Neither citation nor compensation are necessary for fair use, which is what occurs when an original work is used for its concepts but not reproduced.
Sure, but fair use is rather narrowly defined. You must consider the purpose, nature, amount, and effect. In the case of scraping entire bodies of work as training data, the purpose is commercial, the nature is not in the public interest, the amount is the work in its entirety, and the effect is to compete with the original author. It fails to meet any criteria for fair use.
The work is not reproduced in its entirety. Simply using the work in its entirety is not a violation of copyright law, just as reading a book or watching a movie (even if pirated) is not a violation. The reproduction of that work is the violation, and LLMs simply do not store the works in their entirety nor are they capable of reproducing them.
It doesn’t have to be reproduced to be a copyright violation, only used. For example, publishing your Harry Potter fanfic would be infringement. You’re not reproducing the original material in any way, but you’re still heavily depending on it.

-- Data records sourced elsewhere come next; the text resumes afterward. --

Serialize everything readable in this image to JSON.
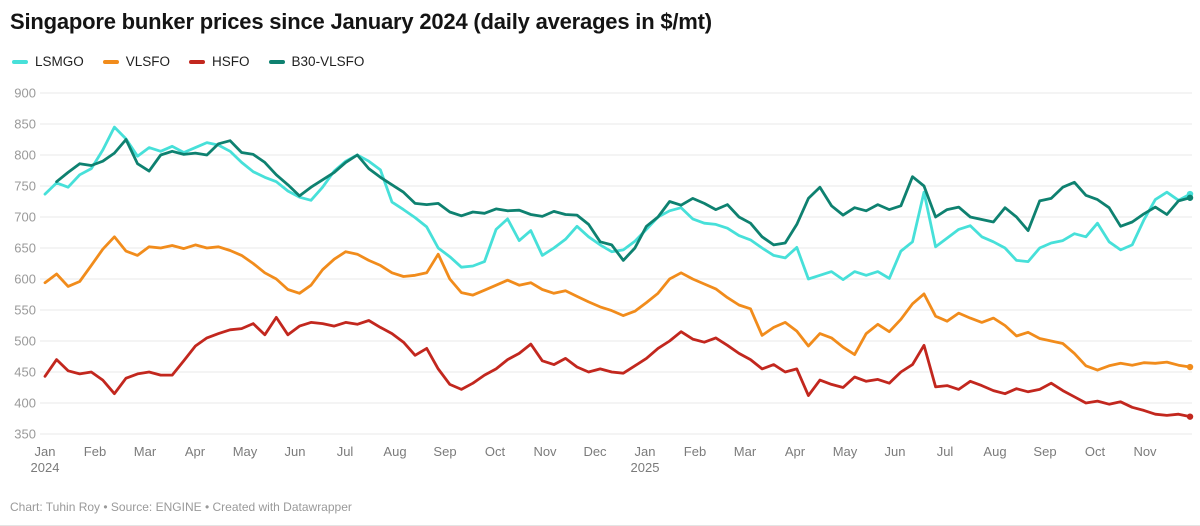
{
  "header": {
    "title": "Singapore bunker prices since January 2024 (daily averages in $/mt)"
  },
  "legend": {
    "items": [
      {
        "label": "LSMGO",
        "color": "#47e0d9"
      },
      {
        "label": "VLSFO",
        "color": "#f18c1c"
      },
      {
        "label": "HSFO",
        "color": "#c2271e"
      },
      {
        "label": "B30-VLSFO",
        "color": "#0e8170"
      }
    ]
  },
  "footer": {
    "text": "Chart: Tuhin Roy • Source: ENGINE • Created with Datawrapper"
  },
  "chart_data": {
    "type": "line",
    "title": "Singapore bunker prices since January 2024 (daily averages in $/mt)",
    "unit": "$/mt",
    "ylim": [
      350,
      900
    ],
    "grid": "horizontal",
    "legend_position": "top-left",
    "y_ticks": [
      900,
      850,
      800,
      750,
      700,
      650,
      600,
      550,
      500,
      450,
      400,
      350
    ],
    "x_ticks": [
      {
        "label": "Jan",
        "year": "2024"
      },
      {
        "label": "Feb"
      },
      {
        "label": "Mar"
      },
      {
        "label": "Apr"
      },
      {
        "label": "May"
      },
      {
        "label": "Jun"
      },
      {
        "label": "Jul"
      },
      {
        "label": "Aug"
      },
      {
        "label": "Sep"
      },
      {
        "label": "Oct"
      },
      {
        "label": "Nov"
      },
      {
        "label": "Dec"
      },
      {
        "label": "Jan",
        "year": "2025"
      },
      {
        "label": "Feb"
      },
      {
        "label": "Mar"
      },
      {
        "label": "Apr"
      },
      {
        "label": "May"
      },
      {
        "label": "Jun"
      },
      {
        "label": "Jul"
      },
      {
        "label": "Aug"
      },
      {
        "label": "Sep"
      },
      {
        "label": "Oct"
      },
      {
        "label": "Nov"
      }
    ],
    "sampling": "approximately weekly points, Jan 2024 through late Nov 2025",
    "series": [
      {
        "name": "LSMGO",
        "color": "#47e0d9",
        "values": [
          737,
          755,
          748,
          768,
          778,
          808,
          845,
          826,
          798,
          812,
          806,
          814,
          804,
          812,
          820,
          816,
          806,
          788,
          773,
          764,
          757,
          742,
          732,
          727,
          748,
          774,
          790,
          800,
          790,
          776,
          724,
          712,
          699,
          684,
          650,
          636,
          619,
          621,
          628,
          680,
          697,
          662,
          678,
          638,
          650,
          664,
          685,
          668,
          655,
          644,
          647,
          661,
          680,
          700,
          710,
          715,
          697,
          690,
          688,
          682,
          670,
          663,
          650,
          638,
          634,
          651,
          600,
          606,
          612,
          599,
          612,
          606,
          612,
          601,
          645,
          660,
          740,
          652,
          666,
          680,
          686,
          668,
          660,
          650,
          630,
          628,
          650,
          658,
          662,
          673,
          668,
          690,
          660,
          647,
          655,
          695,
          728,
          740,
          727,
          737
        ]
      },
      {
        "name": "VLSFO",
        "color": "#f18c1c",
        "values": [
          594,
          608,
          588,
          596,
          622,
          648,
          668,
          645,
          638,
          652,
          650,
          654,
          649,
          655,
          650,
          652,
          646,
          638,
          625,
          610,
          600,
          583,
          577,
          590,
          615,
          632,
          644,
          640,
          630,
          622,
          610,
          604,
          606,
          610,
          640,
          600,
          578,
          574,
          582,
          590,
          598,
          590,
          594,
          583,
          577,
          581,
          572,
          563,
          555,
          549,
          541,
          548,
          562,
          577,
          600,
          610,
          600,
          592,
          584,
          570,
          558,
          552,
          509,
          522,
          530,
          516,
          492,
          512,
          505,
          490,
          478,
          512,
          527,
          515,
          535,
          560,
          576,
          540,
          532,
          545,
          537,
          530,
          537,
          525,
          508,
          514,
          504,
          500,
          496,
          480,
          460,
          453,
          460,
          464,
          461,
          465,
          464,
          466,
          461,
          458
        ]
      },
      {
        "name": "HSFO",
        "color": "#c2271e",
        "values": [
          443,
          470,
          452,
          447,
          450,
          437,
          415,
          440,
          447,
          450,
          445,
          445,
          468,
          492,
          505,
          512,
          518,
          520,
          528,
          510,
          538,
          510,
          524,
          530,
          528,
          524,
          530,
          527,
          533,
          522,
          512,
          498,
          477,
          488,
          455,
          430,
          422,
          432,
          445,
          455,
          470,
          480,
          495,
          468,
          462,
          472,
          458,
          450,
          455,
          450,
          448,
          460,
          472,
          488,
          500,
          515,
          503,
          498,
          505,
          493,
          480,
          470,
          455,
          462,
          450,
          455,
          412,
          437,
          430,
          425,
          442,
          435,
          438,
          432,
          450,
          462,
          493,
          426,
          428,
          422,
          435,
          428,
          420,
          415,
          423,
          418,
          422,
          432,
          420,
          410,
          400,
          403,
          398,
          402,
          393,
          388,
          382,
          380,
          382,
          378
        ]
      },
      {
        "name": "B30-VLSFO",
        "color": "#0e8170",
        "values": [
          null,
          757,
          772,
          786,
          783,
          790,
          803,
          825,
          786,
          774,
          800,
          806,
          801,
          803,
          800,
          818,
          823,
          804,
          801,
          788,
          768,
          752,
          734,
          748,
          760,
          772,
          788,
          800,
          778,
          764,
          752,
          740,
          722,
          720,
          722,
          708,
          702,
          708,
          706,
          713,
          710,
          711,
          704,
          701,
          709,
          704,
          703,
          688,
          660,
          655,
          630,
          650,
          685,
          700,
          725,
          719,
          730,
          722,
          712,
          720,
          700,
          690,
          668,
          655,
          658,
          688,
          730,
          748,
          718,
          703,
          715,
          710,
          720,
          712,
          718,
          765,
          750,
          700,
          712,
          716,
          700,
          696,
          692,
          715,
          700,
          678,
          726,
          730,
          748,
          756,
          735,
          728,
          715,
          685,
          692,
          705,
          716,
          704,
          726,
          731
        ]
      }
    ]
  }
}
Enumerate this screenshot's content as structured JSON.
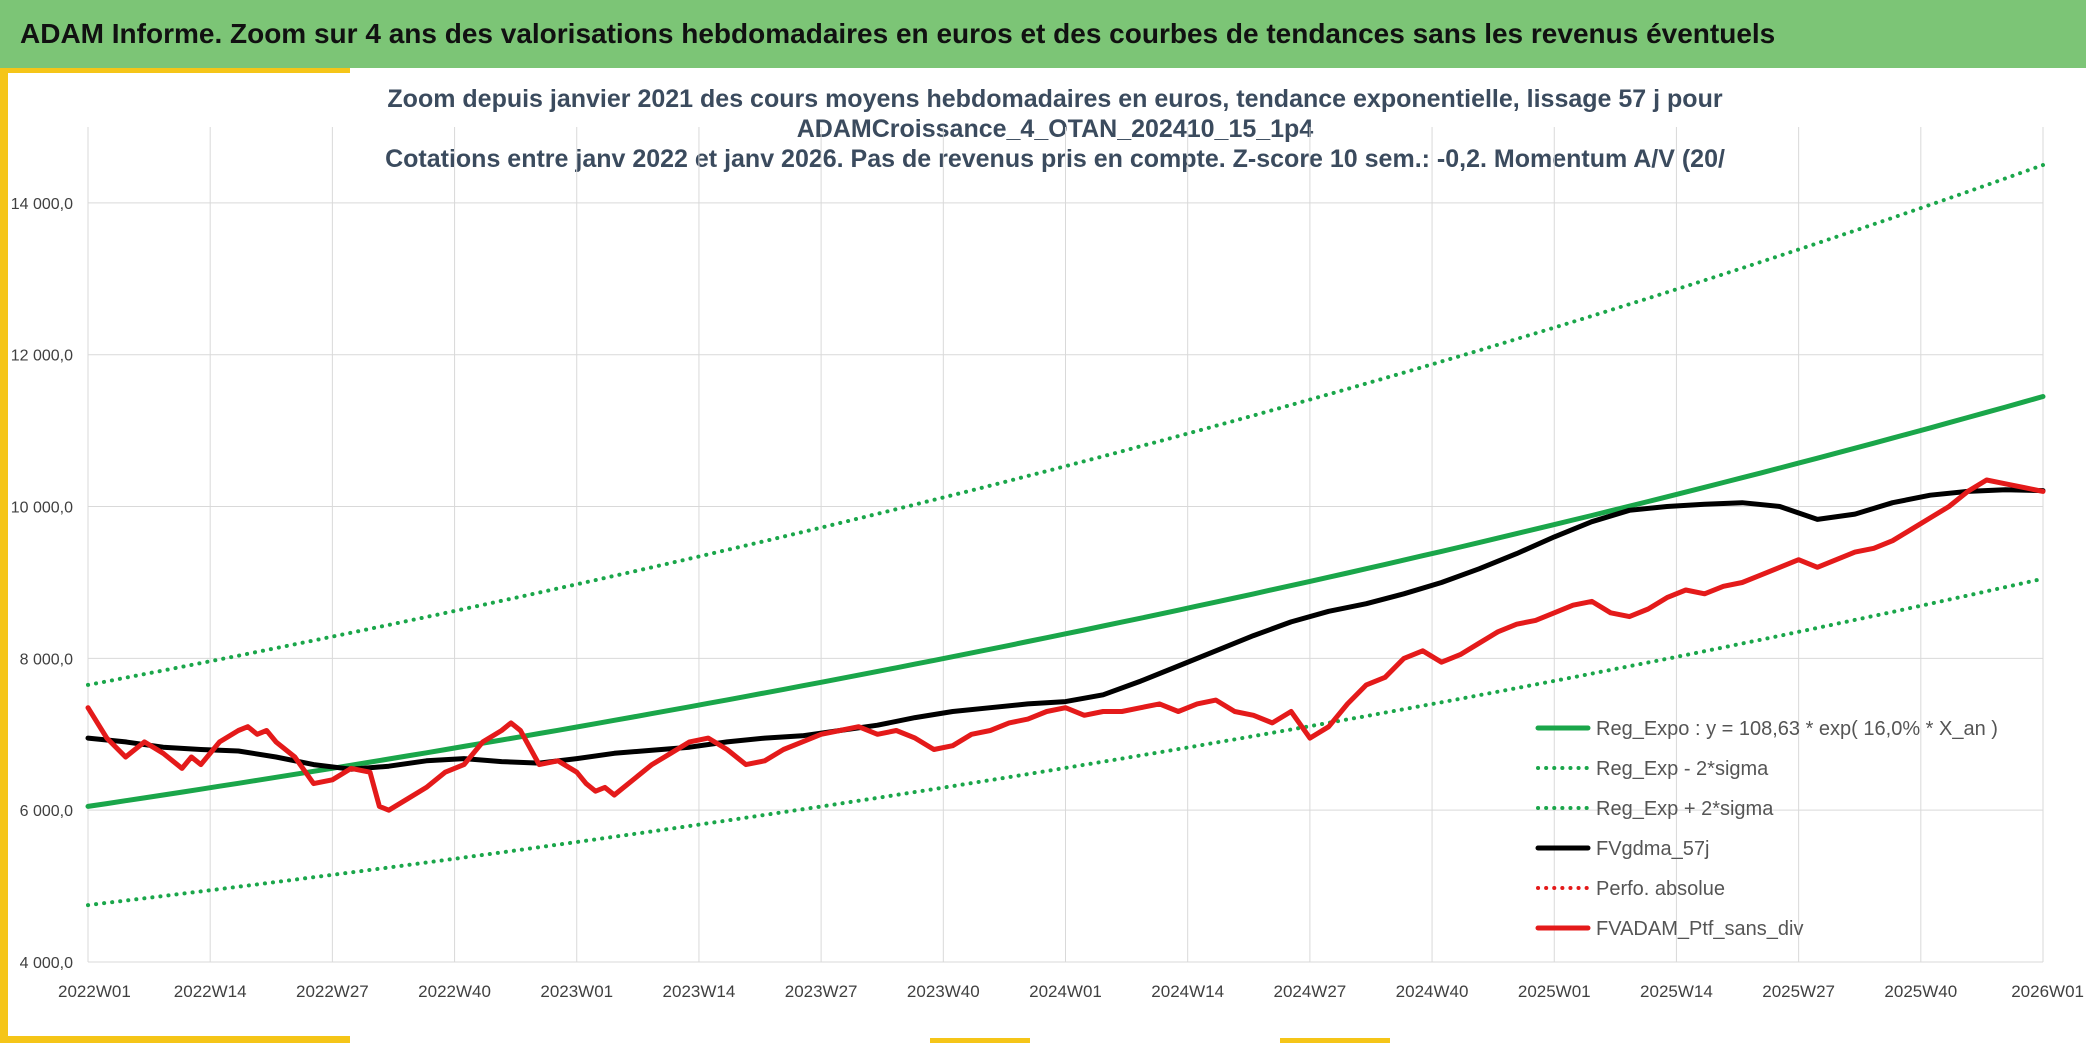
{
  "header": {
    "title": "ADAM Informe. Zoom sur 4 ans des valorisations hebdomadaires en euros et des courbes de tendances sans les revenus éventuels"
  },
  "colors": {
    "header_bg": "#7cc576",
    "frame_accent": "#f5c518",
    "reg_expo": "#1aa64a",
    "gdma": "#000000",
    "portfolio": "#e41a1a",
    "perfo": "#e41a1a",
    "grid": "#d9d9d9"
  },
  "chart_data": {
    "type": "line",
    "title_lines": [
      "Zoom depuis janvier 2021 des cours moyens hebdomadaires en euros, tendance exponentielle, lissage 57 j pour",
      "ADAMCroissance_4_OTAN_202410_15_1p4",
      "Cotations entre janv 2022 et janv 2026. Pas de revenus pris en compte. Z-score 10 sem.: -0,2. Momentum A/V (20/"
    ],
    "x_range": [
      0,
      208
    ],
    "x_ticks": [
      {
        "x": 0,
        "label": "2022W01"
      },
      {
        "x": 13,
        "label": "2022W14"
      },
      {
        "x": 26,
        "label": "2022W27"
      },
      {
        "x": 39,
        "label": "2022W40"
      },
      {
        "x": 52,
        "label": "2023W01"
      },
      {
        "x": 65,
        "label": "2023W14"
      },
      {
        "x": 78,
        "label": "2023W27"
      },
      {
        "x": 91,
        "label": "2023W40"
      },
      {
        "x": 104,
        "label": "2024W01"
      },
      {
        "x": 117,
        "label": "2024W14"
      },
      {
        "x": 130,
        "label": "2024W27"
      },
      {
        "x": 143,
        "label": "2024W40"
      },
      {
        "x": 156,
        "label": "2025W01"
      },
      {
        "x": 169,
        "label": "2025W14"
      },
      {
        "x": 182,
        "label": "2025W27"
      },
      {
        "x": 195,
        "label": "2025W40"
      },
      {
        "x": 208,
        "label": "2026W01"
      }
    ],
    "y_range": [
      4000,
      15000
    ],
    "y_ticks": [
      {
        "v": 4000,
        "label": "4 000,0"
      },
      {
        "v": 6000,
        "label": "6 000,0"
      },
      {
        "v": 8000,
        "label": "8 000,0"
      },
      {
        "v": 10000,
        "label": "10 000,0"
      },
      {
        "v": 12000,
        "label": "12 000,0"
      },
      {
        "v": 14000,
        "label": "14 000,0"
      }
    ],
    "series": [
      {
        "name": "Reg_Expo : y = 108,63 * exp( 16,0% *  X_an )",
        "style": "solid-green",
        "start": 6050,
        "end": 11450
      },
      {
        "name": "Reg_Exp - 2*sigma",
        "style": "dotted-green",
        "start": 4750,
        "end": 9050
      },
      {
        "name": "Reg_Exp + 2*sigma",
        "style": "dotted-green",
        "start": 7650,
        "end": 14500
      },
      {
        "name": "FVgdma_57j",
        "style": "solid-black",
        "points": [
          [
            0,
            6950
          ],
          [
            4,
            6900
          ],
          [
            8,
            6830
          ],
          [
            12,
            6800
          ],
          [
            16,
            6780
          ],
          [
            20,
            6700
          ],
          [
            24,
            6600
          ],
          [
            28,
            6540
          ],
          [
            32,
            6580
          ],
          [
            36,
            6650
          ],
          [
            40,
            6680
          ],
          [
            44,
            6640
          ],
          [
            48,
            6620
          ],
          [
            52,
            6680
          ],
          [
            56,
            6750
          ],
          [
            60,
            6790
          ],
          [
            64,
            6830
          ],
          [
            68,
            6900
          ],
          [
            72,
            6950
          ],
          [
            76,
            6980
          ],
          [
            80,
            7050
          ],
          [
            84,
            7120
          ],
          [
            88,
            7220
          ],
          [
            92,
            7300
          ],
          [
            96,
            7350
          ],
          [
            100,
            7400
          ],
          [
            104,
            7430
          ],
          [
            108,
            7520
          ],
          [
            112,
            7700
          ],
          [
            116,
            7900
          ],
          [
            120,
            8100
          ],
          [
            124,
            8300
          ],
          [
            128,
            8480
          ],
          [
            132,
            8620
          ],
          [
            136,
            8720
          ],
          [
            140,
            8850
          ],
          [
            144,
            9000
          ],
          [
            148,
            9180
          ],
          [
            152,
            9380
          ],
          [
            156,
            9600
          ],
          [
            160,
            9800
          ],
          [
            164,
            9950
          ],
          [
            168,
            10000
          ],
          [
            172,
            10030
          ],
          [
            176,
            10050
          ],
          [
            180,
            10000
          ],
          [
            184,
            9830
          ],
          [
            188,
            9900
          ],
          [
            192,
            10050
          ],
          [
            196,
            10150
          ],
          [
            200,
            10200
          ],
          [
            204,
            10220
          ],
          [
            208,
            10210
          ]
        ]
      },
      {
        "name": "Perfo. absolue",
        "style": "dotted-red"
      },
      {
        "name": "FVADAM_Ptf_sans_div",
        "style": "solid-red",
        "points": [
          [
            0,
            7350
          ],
          [
            2,
            6950
          ],
          [
            4,
            6700
          ],
          [
            6,
            6900
          ],
          [
            8,
            6750
          ],
          [
            10,
            6550
          ],
          [
            11,
            6700
          ],
          [
            12,
            6600
          ],
          [
            14,
            6900
          ],
          [
            16,
            7050
          ],
          [
            17,
            7100
          ],
          [
            18,
            7000
          ],
          [
            19,
            7050
          ],
          [
            20,
            6900
          ],
          [
            22,
            6700
          ],
          [
            24,
            6350
          ],
          [
            26,
            6400
          ],
          [
            28,
            6550
          ],
          [
            30,
            6500
          ],
          [
            31,
            6050
          ],
          [
            32,
            6000
          ],
          [
            34,
            6150
          ],
          [
            36,
            6300
          ],
          [
            38,
            6500
          ],
          [
            40,
            6600
          ],
          [
            42,
            6900
          ],
          [
            44,
            7050
          ],
          [
            45,
            7150
          ],
          [
            46,
            7050
          ],
          [
            48,
            6600
          ],
          [
            50,
            6650
          ],
          [
            52,
            6500
          ],
          [
            53,
            6350
          ],
          [
            54,
            6250
          ],
          [
            55,
            6300
          ],
          [
            56,
            6200
          ],
          [
            58,
            6400
          ],
          [
            60,
            6600
          ],
          [
            62,
            6750
          ],
          [
            64,
            6900
          ],
          [
            66,
            6950
          ],
          [
            68,
            6800
          ],
          [
            70,
            6600
          ],
          [
            72,
            6650
          ],
          [
            74,
            6800
          ],
          [
            76,
            6900
          ],
          [
            78,
            7000
          ],
          [
            80,
            7050
          ],
          [
            82,
            7100
          ],
          [
            84,
            7000
          ],
          [
            86,
            7050
          ],
          [
            88,
            6950
          ],
          [
            90,
            6800
          ],
          [
            92,
            6850
          ],
          [
            94,
            7000
          ],
          [
            96,
            7050
          ],
          [
            98,
            7150
          ],
          [
            100,
            7200
          ],
          [
            102,
            7300
          ],
          [
            104,
            7350
          ],
          [
            106,
            7250
          ],
          [
            108,
            7300
          ],
          [
            110,
            7300
          ],
          [
            112,
            7350
          ],
          [
            114,
            7400
          ],
          [
            116,
            7300
          ],
          [
            118,
            7400
          ],
          [
            120,
            7450
          ],
          [
            122,
            7300
          ],
          [
            124,
            7250
          ],
          [
            126,
            7150
          ],
          [
            128,
            7300
          ],
          [
            130,
            6950
          ],
          [
            132,
            7100
          ],
          [
            134,
            7400
          ],
          [
            136,
            7650
          ],
          [
            138,
            7750
          ],
          [
            140,
            8000
          ],
          [
            142,
            8100
          ],
          [
            144,
            7950
          ],
          [
            146,
            8050
          ],
          [
            148,
            8200
          ],
          [
            150,
            8350
          ],
          [
            152,
            8450
          ],
          [
            154,
            8500
          ],
          [
            156,
            8600
          ],
          [
            158,
            8700
          ],
          [
            160,
            8750
          ],
          [
            162,
            8600
          ],
          [
            164,
            8550
          ],
          [
            166,
            8650
          ],
          [
            168,
            8800
          ],
          [
            170,
            8900
          ],
          [
            172,
            8850
          ],
          [
            174,
            8950
          ],
          [
            176,
            9000
          ],
          [
            178,
            9100
          ],
          [
            180,
            9200
          ],
          [
            182,
            9300
          ],
          [
            184,
            9200
          ],
          [
            186,
            9300
          ],
          [
            188,
            9400
          ],
          [
            190,
            9450
          ],
          [
            192,
            9550
          ],
          [
            194,
            9700
          ],
          [
            196,
            9850
          ],
          [
            198,
            10000
          ],
          [
            200,
            10200
          ],
          [
            202,
            10350
          ],
          [
            204,
            10300
          ],
          [
            206,
            10250
          ],
          [
            208,
            10200
          ]
        ]
      }
    ],
    "legend_position": "bottom-right"
  }
}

It is different. That knowledge from her book forms part of your processing and allows you to extract features and implement similar outputs yourself. The key difference between the AI module and dataset is that it’s codified in bits, versus whatever neural links we have in our brain. So if one theoretically creates a way to codify your neural network you might be subject to the same restrictions we’re trying to levy on ai. And that’s bullshit.
its a bit more than that if the ai is told to make something in the style of.
I mean people have doing new works in the style of other artists for a while as well.
yeah again they can’t crank out a new one every 5 minutes and actually it would overwhelm the courts as its very easy for those works to be to similar. take the guy who tried to sue disney by writing a book based on finding nemo when he found out they were making a story like that. He was shady and tried to play timeline games but he did not need to make a story just like it.
Yeah, and a person could make something in the style of someone else. And it would only be copyright infringement if the work does not meaningfully change the original and give credit to the original artist.
How is this any different?
mainly because its just to easy. We should limit time periods for ip but while its in force it should not be able to be used by ai to me. Keep ip to 20 years and let ai have it at that point.
This technology takes human creativity and output to a whole new level,
No, it doesn’t. There’s nothing “human” or “creative” about the output of AI.